Sergei Prokofiev (1891-1953)

Sonata in D Op.94
bis, for Violin and Piano

Moderato
Scherzo
Andante
Allegro con brio


This work, published as Prokofiev's Second Violin Sonata, owes its conception to a particular person and a particular place. The place was Perm, in the Urals, where, in 1943 he had been evacuated like many other prominent Soviet artists in the face of the Nazi invasion. Far from the fighting, Prokofiev seems to have found the tranquility required for sustained creative work, and aware of his country's struggle for survival, seems for the first time to have been able to the State's demand for optimistic, tuneful "Socialist Realist" music with something like genuine willingness. His music of this wartime period, most notably the bSecond String Quartet "on Kabardinian Themes" (1941), the opera "War and Peace" (1941-3) and the Fifth Symphony (1943) is marked by this melodious, expansive, and, at times heroic vein of inspiration; and it was in this mood that Prokofiev wrote his Flute Sonata Op.94 in the summer of 1943. The person was the great violinist David Oistrakh, who persuaded Prokofiev to make a violin transcription of the sonata the following year. The closeness of the violin's register to the flute's made this a relatively straightforward task, and Prokofiev duly published the transcription as his Violin Sonata No.2, Op.94bis. However, the published numbering conceals a chronological twist; this second sonata actually being Prokofiev's first to be published! The First Sonata, begun in 1939, was not to be completed until 1946.
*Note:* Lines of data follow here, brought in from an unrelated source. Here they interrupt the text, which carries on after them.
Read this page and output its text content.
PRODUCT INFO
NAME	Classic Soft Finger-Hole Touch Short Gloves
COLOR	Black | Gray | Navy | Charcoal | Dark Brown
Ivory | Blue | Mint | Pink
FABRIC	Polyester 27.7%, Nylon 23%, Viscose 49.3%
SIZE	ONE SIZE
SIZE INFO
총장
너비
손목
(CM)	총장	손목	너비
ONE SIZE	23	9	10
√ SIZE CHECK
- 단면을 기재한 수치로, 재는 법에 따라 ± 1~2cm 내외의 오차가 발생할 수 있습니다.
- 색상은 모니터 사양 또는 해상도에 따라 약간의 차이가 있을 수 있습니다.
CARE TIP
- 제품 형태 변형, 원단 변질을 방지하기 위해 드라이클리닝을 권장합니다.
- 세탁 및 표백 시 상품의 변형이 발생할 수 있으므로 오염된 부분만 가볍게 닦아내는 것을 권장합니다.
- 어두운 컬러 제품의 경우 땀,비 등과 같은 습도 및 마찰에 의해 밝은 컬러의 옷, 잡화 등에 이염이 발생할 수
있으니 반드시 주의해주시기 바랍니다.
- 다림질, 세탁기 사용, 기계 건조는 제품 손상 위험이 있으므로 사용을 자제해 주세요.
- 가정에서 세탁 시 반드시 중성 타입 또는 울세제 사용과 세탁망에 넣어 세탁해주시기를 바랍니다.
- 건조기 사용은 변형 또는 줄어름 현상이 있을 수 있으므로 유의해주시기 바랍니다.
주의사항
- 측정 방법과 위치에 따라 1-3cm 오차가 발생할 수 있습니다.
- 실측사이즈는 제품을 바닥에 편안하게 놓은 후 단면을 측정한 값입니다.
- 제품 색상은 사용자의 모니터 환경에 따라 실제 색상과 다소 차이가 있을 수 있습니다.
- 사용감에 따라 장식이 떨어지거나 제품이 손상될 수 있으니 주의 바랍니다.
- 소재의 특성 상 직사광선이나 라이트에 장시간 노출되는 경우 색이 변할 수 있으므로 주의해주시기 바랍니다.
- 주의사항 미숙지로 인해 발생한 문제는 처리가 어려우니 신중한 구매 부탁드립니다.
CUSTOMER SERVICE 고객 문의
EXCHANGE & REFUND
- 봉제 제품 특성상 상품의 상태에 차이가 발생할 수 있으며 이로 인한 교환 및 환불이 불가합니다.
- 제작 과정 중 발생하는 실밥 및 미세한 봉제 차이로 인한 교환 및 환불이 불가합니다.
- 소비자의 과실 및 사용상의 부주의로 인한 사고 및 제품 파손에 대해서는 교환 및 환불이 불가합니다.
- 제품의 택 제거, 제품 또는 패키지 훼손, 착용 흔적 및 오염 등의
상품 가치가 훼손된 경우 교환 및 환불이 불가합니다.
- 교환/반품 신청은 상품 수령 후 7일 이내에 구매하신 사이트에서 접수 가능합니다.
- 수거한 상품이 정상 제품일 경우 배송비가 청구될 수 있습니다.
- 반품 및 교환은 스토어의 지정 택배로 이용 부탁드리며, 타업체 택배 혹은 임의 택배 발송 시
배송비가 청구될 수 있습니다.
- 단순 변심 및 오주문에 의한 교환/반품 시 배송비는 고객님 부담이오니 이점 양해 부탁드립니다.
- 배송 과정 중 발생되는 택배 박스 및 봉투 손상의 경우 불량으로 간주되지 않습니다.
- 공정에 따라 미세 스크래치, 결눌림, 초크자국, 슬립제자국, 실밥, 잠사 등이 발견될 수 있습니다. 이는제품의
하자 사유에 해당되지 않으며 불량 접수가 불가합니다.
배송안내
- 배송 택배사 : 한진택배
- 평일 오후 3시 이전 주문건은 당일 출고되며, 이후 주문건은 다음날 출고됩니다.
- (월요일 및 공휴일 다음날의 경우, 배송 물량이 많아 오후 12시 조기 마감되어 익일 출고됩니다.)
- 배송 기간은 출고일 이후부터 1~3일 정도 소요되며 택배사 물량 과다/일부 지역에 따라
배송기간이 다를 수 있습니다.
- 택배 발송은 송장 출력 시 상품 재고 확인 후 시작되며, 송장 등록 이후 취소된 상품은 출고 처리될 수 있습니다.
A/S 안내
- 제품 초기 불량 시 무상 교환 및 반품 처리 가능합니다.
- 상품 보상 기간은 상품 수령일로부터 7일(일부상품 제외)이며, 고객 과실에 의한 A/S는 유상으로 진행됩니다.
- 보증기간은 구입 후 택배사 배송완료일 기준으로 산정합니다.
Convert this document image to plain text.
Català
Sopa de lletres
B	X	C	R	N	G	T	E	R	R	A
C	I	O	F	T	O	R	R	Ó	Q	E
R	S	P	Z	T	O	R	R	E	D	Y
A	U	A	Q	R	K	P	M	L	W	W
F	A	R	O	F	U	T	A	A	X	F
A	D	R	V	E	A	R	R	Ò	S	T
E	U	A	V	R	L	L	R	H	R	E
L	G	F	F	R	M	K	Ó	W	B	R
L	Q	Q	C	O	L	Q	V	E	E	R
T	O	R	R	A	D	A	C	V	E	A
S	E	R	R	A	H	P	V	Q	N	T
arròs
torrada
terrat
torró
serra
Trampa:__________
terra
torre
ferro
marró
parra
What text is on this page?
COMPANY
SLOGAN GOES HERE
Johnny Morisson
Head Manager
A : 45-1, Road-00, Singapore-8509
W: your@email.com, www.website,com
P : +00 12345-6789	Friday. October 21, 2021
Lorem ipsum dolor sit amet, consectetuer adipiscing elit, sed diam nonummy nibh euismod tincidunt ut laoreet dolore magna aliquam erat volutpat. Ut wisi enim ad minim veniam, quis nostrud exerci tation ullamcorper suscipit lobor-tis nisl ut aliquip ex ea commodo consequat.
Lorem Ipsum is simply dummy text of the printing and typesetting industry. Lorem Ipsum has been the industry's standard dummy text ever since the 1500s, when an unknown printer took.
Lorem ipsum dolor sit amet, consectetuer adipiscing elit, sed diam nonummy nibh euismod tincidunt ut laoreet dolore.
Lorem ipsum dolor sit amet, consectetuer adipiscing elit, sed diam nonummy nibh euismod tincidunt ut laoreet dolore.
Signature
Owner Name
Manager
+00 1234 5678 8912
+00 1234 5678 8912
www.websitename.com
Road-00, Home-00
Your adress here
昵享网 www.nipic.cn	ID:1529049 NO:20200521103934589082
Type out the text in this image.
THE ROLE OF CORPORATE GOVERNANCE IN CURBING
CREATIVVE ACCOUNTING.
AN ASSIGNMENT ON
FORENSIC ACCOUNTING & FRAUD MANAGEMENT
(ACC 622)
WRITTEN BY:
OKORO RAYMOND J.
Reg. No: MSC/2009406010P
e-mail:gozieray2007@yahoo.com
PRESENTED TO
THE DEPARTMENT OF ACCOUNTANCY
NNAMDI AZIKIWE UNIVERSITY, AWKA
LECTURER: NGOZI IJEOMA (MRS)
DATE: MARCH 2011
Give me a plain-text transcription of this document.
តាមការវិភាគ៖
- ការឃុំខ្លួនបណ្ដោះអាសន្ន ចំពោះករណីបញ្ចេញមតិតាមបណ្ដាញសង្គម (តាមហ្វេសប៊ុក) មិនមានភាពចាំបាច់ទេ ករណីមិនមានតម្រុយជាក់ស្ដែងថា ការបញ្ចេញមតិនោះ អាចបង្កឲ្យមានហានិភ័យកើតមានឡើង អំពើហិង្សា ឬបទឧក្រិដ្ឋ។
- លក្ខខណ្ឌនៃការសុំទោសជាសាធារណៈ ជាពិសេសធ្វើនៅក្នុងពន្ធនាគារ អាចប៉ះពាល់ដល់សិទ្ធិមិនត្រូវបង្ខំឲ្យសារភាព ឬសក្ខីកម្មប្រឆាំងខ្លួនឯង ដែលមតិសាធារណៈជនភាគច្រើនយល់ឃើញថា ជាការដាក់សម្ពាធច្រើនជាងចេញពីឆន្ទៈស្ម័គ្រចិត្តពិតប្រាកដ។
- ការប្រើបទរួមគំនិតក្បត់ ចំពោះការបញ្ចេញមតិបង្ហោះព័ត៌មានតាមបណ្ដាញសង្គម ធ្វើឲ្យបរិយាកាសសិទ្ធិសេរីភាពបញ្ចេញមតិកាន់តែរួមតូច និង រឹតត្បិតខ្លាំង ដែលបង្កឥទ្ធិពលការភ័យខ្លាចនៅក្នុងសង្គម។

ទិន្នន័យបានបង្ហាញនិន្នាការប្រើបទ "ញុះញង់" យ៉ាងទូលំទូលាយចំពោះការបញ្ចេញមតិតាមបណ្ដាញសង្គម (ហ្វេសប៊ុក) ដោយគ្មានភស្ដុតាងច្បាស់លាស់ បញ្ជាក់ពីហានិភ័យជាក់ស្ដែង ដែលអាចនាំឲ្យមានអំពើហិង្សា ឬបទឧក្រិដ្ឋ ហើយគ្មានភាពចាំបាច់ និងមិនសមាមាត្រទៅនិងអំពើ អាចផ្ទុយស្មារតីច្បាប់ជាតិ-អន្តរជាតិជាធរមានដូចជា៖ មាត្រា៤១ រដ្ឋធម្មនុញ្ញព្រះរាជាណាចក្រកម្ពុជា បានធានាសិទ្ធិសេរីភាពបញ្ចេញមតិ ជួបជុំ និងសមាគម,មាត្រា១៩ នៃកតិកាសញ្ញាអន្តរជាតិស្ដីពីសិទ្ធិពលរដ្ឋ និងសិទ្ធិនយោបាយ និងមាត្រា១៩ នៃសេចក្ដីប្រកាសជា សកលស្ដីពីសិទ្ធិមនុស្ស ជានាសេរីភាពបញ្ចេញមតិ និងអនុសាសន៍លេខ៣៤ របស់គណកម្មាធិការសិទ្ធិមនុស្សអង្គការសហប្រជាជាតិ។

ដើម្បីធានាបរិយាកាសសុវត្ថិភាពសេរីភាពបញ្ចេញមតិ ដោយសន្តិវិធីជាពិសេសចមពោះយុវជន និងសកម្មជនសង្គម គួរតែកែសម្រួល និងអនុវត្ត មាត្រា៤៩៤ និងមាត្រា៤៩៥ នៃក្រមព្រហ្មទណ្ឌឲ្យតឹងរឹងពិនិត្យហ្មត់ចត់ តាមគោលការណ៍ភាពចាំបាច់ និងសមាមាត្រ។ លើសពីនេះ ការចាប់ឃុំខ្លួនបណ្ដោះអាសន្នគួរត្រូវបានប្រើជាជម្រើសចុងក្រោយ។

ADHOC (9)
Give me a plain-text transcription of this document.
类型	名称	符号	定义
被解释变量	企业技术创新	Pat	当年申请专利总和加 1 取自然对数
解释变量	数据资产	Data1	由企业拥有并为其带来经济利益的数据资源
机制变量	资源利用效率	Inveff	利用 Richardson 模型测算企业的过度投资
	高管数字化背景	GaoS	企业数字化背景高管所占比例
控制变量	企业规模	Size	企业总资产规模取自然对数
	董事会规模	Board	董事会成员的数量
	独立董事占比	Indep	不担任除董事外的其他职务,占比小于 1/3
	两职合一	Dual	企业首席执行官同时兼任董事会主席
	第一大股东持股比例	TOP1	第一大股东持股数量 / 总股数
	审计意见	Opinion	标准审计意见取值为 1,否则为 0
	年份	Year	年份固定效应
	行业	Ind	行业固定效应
The Sonata is in four movements, with an overall mood of lucidity and cheerfulness. It has been suggested that the slow / fast / slow / fast arrangement of the movements is based on the Baroque trio-sonata, but it more closely resembles the standard symphonic layout as seen in the contemporary Fifth Symphony - the flowing moderato opening movement being a parallel to contemporary moderato symphonic first movements by sduch composers as Miaskovsky and Shostakovich as well as Prokofiev himself. There follows one of Prokofiev's finest scherzos, "a thing of winged elegance" writes Martinov, and two classically-measured movements complete the sonata - the steady Andante and a brilliantly vivacious finale.